Other benefits and opportunities
Despite being so involved in the game, scorers get to enjoy proceedings from the comfort of a chair and with the respect of all present. And you can earn money and get travel expenses reimbursed as a result of your efforts, although just being part of the unfolding of a classic encounter is often payment enough.
For those proving themselves particularly capable of the task, there are opportunities to score in international contests and at National Baseball Championships. You can even get your name on the box score of the national final and be preserved in history — for preserving history.
Where Project COBB fits in:
One of the three overarching aims of Project COBB is to promote the preservation of British baseball history today, and scoring is one of two means of doing so that have been highlighted as being particularly important (the other is photography).

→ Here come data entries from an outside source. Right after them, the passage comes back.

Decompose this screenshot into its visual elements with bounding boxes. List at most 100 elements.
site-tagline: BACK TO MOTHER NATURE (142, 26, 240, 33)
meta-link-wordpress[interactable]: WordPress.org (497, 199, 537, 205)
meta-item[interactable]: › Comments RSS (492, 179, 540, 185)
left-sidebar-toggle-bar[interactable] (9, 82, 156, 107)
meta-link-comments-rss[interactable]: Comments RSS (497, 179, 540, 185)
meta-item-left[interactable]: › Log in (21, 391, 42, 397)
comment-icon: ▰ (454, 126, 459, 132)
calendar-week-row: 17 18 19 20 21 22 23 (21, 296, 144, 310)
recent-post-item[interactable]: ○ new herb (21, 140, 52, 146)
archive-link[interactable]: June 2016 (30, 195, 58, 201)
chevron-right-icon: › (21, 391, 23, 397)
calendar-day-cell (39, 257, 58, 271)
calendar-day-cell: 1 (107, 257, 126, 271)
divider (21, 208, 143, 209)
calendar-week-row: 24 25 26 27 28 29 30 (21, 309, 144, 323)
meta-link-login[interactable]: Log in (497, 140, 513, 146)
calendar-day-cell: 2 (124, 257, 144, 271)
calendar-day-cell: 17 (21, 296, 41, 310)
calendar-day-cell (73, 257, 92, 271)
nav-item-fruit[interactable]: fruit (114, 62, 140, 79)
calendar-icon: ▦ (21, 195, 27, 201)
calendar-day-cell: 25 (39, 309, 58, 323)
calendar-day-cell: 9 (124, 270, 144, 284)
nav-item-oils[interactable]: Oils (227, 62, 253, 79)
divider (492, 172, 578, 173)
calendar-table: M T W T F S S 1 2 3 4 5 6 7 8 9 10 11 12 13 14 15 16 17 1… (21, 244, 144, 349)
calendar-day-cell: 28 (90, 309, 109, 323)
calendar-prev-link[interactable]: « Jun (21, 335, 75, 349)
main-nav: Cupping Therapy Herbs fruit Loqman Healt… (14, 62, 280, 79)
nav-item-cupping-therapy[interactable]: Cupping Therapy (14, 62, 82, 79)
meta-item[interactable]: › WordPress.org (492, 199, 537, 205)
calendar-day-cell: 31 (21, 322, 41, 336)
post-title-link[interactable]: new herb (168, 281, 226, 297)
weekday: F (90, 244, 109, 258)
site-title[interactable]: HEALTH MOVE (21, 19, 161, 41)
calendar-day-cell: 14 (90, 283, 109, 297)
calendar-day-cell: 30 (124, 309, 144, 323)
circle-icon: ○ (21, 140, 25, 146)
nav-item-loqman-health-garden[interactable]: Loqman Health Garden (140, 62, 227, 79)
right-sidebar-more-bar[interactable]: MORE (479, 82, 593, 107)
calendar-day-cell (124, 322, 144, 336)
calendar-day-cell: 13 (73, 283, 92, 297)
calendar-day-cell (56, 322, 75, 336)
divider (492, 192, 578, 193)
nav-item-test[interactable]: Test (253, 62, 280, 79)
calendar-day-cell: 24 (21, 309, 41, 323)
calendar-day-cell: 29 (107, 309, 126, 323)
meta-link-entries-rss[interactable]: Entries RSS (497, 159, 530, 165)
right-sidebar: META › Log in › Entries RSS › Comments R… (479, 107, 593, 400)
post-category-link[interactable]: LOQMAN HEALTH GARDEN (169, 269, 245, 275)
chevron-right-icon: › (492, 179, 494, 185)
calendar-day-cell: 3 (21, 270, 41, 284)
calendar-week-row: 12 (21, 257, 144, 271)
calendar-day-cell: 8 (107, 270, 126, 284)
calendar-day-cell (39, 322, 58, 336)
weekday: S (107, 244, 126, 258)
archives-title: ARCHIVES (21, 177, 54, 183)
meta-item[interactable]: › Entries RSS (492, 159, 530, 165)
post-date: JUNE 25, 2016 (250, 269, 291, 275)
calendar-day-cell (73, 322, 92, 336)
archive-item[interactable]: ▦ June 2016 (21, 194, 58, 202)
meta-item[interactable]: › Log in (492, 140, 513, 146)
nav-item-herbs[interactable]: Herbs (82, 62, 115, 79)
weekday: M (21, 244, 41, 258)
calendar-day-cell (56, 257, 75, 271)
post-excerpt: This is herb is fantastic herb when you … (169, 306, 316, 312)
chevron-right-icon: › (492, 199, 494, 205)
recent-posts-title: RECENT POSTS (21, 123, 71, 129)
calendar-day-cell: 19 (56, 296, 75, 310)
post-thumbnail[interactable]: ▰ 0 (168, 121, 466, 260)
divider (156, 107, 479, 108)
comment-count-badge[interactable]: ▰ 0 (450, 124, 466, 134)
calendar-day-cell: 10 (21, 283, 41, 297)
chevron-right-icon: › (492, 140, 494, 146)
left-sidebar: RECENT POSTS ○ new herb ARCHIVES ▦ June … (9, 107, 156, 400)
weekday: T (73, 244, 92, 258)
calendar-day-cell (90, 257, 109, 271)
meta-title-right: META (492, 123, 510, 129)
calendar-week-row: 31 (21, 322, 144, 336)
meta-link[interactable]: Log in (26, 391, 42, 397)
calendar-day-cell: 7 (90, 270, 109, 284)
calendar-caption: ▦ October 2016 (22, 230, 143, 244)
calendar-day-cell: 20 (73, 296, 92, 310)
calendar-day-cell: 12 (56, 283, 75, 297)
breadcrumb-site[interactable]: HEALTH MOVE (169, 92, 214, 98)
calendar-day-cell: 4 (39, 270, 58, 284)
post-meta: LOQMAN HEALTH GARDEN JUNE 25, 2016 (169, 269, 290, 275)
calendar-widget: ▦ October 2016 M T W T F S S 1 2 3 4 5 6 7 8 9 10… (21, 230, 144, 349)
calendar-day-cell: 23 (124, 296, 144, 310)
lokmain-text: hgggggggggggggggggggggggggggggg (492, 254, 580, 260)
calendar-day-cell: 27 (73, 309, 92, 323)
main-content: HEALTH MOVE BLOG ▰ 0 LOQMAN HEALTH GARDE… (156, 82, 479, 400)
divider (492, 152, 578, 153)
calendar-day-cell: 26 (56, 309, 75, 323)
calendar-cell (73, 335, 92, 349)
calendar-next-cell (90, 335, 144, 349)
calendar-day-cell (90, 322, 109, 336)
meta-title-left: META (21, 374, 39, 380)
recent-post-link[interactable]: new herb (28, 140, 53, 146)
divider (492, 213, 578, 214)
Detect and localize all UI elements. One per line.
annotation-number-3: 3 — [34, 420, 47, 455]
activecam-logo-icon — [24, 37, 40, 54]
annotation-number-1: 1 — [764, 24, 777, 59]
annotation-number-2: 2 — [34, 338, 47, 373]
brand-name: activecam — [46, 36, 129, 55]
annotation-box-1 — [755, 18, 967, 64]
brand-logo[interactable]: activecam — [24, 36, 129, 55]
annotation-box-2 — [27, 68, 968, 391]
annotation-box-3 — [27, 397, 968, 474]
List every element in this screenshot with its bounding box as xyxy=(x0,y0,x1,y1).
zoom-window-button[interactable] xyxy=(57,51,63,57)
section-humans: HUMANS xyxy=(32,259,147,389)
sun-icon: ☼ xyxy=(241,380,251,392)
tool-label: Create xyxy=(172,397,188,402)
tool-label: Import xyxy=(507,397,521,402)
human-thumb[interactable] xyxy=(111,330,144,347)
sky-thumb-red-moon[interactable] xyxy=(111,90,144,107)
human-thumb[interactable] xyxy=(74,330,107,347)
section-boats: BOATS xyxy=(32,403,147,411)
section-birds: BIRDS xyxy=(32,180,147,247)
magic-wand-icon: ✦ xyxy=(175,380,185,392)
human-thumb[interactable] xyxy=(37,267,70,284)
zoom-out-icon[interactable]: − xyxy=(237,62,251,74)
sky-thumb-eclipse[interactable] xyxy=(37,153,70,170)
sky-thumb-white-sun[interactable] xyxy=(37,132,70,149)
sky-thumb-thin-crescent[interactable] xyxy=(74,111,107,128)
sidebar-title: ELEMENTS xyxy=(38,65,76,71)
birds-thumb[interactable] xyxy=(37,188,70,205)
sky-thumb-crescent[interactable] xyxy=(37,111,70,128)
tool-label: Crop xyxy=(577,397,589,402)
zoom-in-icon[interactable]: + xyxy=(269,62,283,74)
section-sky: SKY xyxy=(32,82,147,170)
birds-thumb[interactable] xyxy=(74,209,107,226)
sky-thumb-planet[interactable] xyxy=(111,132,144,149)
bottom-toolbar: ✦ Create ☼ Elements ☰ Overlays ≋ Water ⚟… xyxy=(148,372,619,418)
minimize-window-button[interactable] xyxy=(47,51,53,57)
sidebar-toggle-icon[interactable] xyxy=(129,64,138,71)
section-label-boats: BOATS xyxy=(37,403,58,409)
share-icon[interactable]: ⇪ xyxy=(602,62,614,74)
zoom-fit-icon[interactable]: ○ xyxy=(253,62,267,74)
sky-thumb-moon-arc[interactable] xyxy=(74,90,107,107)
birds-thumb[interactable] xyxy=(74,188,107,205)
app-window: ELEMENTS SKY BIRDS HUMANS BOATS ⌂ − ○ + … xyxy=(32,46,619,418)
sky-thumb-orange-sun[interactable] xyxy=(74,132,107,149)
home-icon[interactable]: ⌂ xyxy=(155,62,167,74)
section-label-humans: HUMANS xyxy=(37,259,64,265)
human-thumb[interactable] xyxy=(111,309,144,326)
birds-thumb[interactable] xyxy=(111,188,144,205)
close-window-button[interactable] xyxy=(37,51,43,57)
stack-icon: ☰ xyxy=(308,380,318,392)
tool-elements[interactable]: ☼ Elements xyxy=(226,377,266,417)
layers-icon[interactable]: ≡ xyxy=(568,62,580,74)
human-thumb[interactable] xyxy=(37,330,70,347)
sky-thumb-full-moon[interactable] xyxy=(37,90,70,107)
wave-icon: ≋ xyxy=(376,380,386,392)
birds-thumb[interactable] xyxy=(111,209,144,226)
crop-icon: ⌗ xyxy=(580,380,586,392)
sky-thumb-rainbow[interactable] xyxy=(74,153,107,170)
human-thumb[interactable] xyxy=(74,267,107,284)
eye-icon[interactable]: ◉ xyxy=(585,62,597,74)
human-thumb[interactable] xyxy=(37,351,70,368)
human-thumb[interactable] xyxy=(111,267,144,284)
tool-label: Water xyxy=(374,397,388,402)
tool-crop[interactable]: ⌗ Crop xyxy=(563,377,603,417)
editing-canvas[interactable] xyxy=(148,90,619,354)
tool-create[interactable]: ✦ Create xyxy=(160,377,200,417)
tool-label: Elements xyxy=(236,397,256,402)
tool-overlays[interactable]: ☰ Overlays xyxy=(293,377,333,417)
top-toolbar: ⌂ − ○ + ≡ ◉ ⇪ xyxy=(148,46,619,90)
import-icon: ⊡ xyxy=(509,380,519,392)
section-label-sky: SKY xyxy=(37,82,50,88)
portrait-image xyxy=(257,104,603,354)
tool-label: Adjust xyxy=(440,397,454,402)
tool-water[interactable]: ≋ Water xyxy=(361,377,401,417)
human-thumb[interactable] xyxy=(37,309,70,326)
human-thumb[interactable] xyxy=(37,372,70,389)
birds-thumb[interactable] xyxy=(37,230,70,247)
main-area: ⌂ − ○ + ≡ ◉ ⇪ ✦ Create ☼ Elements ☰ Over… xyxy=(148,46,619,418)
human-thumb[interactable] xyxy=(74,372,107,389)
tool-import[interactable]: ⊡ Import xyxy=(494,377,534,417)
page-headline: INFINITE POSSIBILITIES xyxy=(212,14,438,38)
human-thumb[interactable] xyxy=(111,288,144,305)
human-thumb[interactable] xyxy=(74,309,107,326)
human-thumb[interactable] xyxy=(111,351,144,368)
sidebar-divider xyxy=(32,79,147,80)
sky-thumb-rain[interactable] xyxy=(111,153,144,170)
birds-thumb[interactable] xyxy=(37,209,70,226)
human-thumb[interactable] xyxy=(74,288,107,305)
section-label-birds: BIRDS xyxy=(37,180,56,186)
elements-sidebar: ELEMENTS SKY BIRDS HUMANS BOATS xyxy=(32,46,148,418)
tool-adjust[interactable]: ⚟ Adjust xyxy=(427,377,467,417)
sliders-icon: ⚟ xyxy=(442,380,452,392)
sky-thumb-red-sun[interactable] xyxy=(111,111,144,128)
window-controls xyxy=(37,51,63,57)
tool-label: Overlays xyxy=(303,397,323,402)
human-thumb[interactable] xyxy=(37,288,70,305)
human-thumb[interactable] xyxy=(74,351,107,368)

Project COBB can lend support to experienced and rookie scorers on the “ins and outs” of the rules of scoring, and can also provide assistance on the International Baseball Federation’s system of scoring notations for those individuals wishing to adopt a paper-and-pencil method.
To express an interest in receiving scoring assistance from Project COBB, please contact Joe Gray via the online contact form.
All individuals who already score or are interested in learning how to do so should also ensure that they are registered with the Great Britain Baseball Scorers Association (GBBSA), as this group is recognised by the British Baseball Federation as its official scoring body.